1. 歌詞の概要
「Great No One」は、The Beths(ザ・ベス)が2018年にリリースしたデビューアルバム『Future Me Hates Me』に収録された楽曲であり、「期待されていないこと」――すなわち「無名であること」や「注目されないこと」への居心地のよさと、そこに潜む不安を、疾走感あるギターポップの中で描き出した曲である。
“Great No One(偉大なる無名の人)”というタイトルは、一見して矛盾をはらんでいるように思えるが、まさにそこにこの曲の主題がある。つまり「何者かにならなければならない」という現代社会の強迫観念に対して、「何者でもないままでいい」と肯定する気持ちと、「本当は何者かになりたいのでは」という迷いが、せめぎ合っているのだ。
これは、アーティストとしての葛藤であると同時に、誰もが一度は感じる“自分は十分に特別なのか?”という問いへの静かな応答でもある。The Bethsはその問いに、皮肉でも虚勢でもなく、誠実な曖昧さで向き合っている。
2. 歌詞のバックグラウンド
この曲は、Elizabeth Stokesのパーソナルな感情とリンクしている。彼女はインタビューの中で、「自信のなさや自分の価値に対する疑問は、日常的に感じること」だと語っている。特にバンドとしての成功が始まりつつあった時期に、まさに“注目され始めることへの不安”と“まだ何者でもないという安心感”の狭間にいたことが、この曲の背景にある。
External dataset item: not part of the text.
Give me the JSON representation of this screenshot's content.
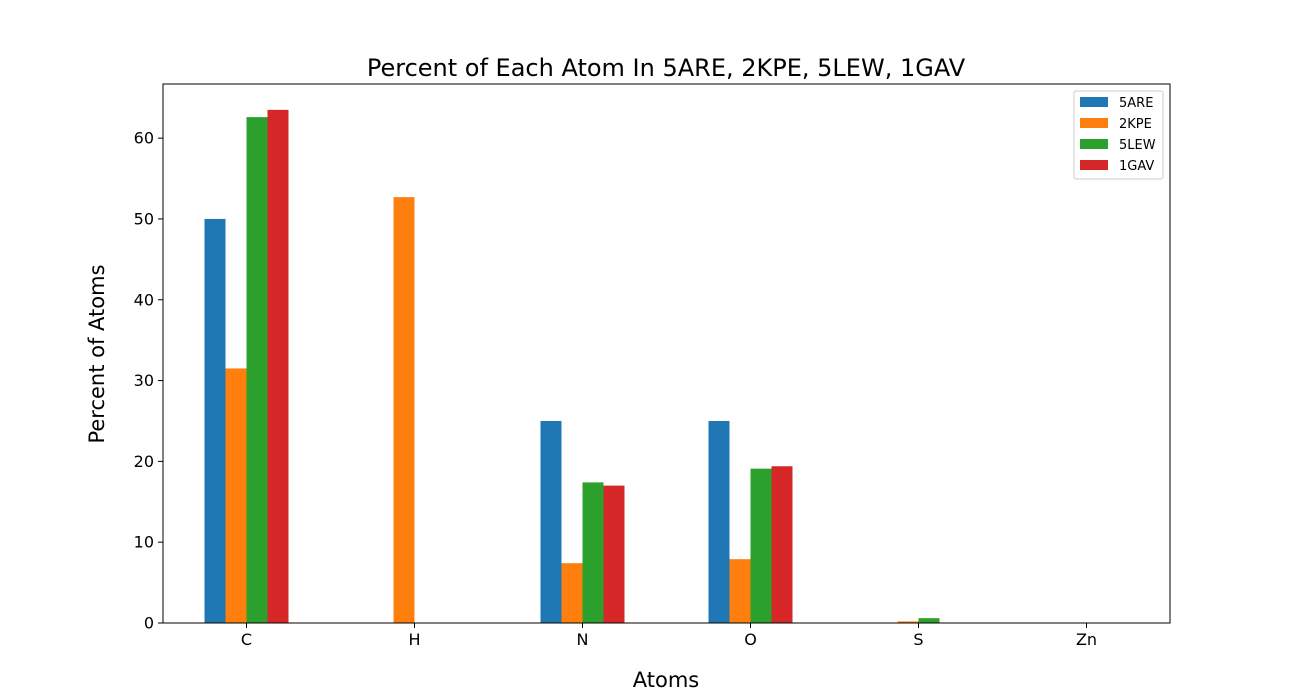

「Great No One」は、そのようなアイデンティティの不確かさや、不完全さを抱えたままでも音楽を鳴らすという選択を、明るく軽快なサウンドで表現している。イントロのギターフレーズからして、どこか無邪気で、すぐに口ずさみたくなるような親しみやすさがありながらも、歌詞には苦くて複雑な心の揺れが隠されている。
3. 歌詞の抜粋と和訳
I’m going to do everything
私は、何だってやってやるつもりThat I want to do
自分がやりたいこと、全部I’m going to be great, no one
私は、“偉大なる無名の人”になるんだAnd I’ll be safe from harm
そうすれば、傷つかずに済むからDon’t remind me
思い出させないでI’m afraid of everything
私は、本当は何だって怖いんだから
歌詞引用元:Genius Lyrics – Great No One
4. 歌詞の考察
この曲の歌詞に流れているのは、「大きなことを成し遂げること」よりも、「傷つかずにいられる場所にいたい」という願望である。語り手は、何者かになることに魅力を感じながらも、その代償――批判されること、期待されること、失敗すること――を無意識に恐れている。
だからこそ、「偉大なる無名の人」というアイロニカルな表現が出てくる。無名であることは安全である。誰にも期待されていないから、失望させることもない。でも、その“安全地帯”にいる自分を、どこかで“臆病”と感じてしまう自己矛盾も同時に描かれている。
また、「Don’t remind me(思い出させないで)」というリフレインには、抑えてきた感情が溢れ出しそうになる瞬間の“心のブレーキ”のような痛切さがある。この一節があるからこそ、明るいメロディの裏に隠された内面の揺れが、よりリアルに響いてくる。
5. この曲が好きな人におすすめの曲
- Shark Attack 2006 by Julian Baker
人に見られることの恐さと、見られなさすぎることの寂しさを描いた静かな名曲。 - Pressure to Party by Julia Jacklin
周囲の期待と自分の感情の不一致を、ポップにぶつけた等身大のバラード。 - Do You Need Me Now? by Mazzy Star
“誰かに必要とされたい”という気持ちの根源に触れる、静かな疑問のラブソング。 - Self Control by Frank Ocean
関係性の終わりと、それをどう受け入れていくかの過程を繊細に綴った美しい一曲。
6. “何者かにならなくても、私でいい”
「Great No One」は、The Bethsが持つ等身大の誠実さと、音楽的な軽快さが完璧に融合した楽曲である。それは「私はこのままでいいの?」という問いに、「いいんだよ」と優しく応えてくれる歌でもある。
この曲は、ポジティブでもネガティブでもない。“中間”の感情――自信と不安、期待と回避の狭間で揺れる心――をそのままに肯定してくれる。だからこそ、聴き手はそこに自分の姿を見出し、ほっとするのだ。
何者かになろうとしなくても、無名であっても、あなたの声には価値がある。その声が、今日も音になって届いている。それだけで、きっと十分なのだ。「Great No One」は、そんなささやかな真実を、高らかに、しかし控えめに歌い上げる名曲である。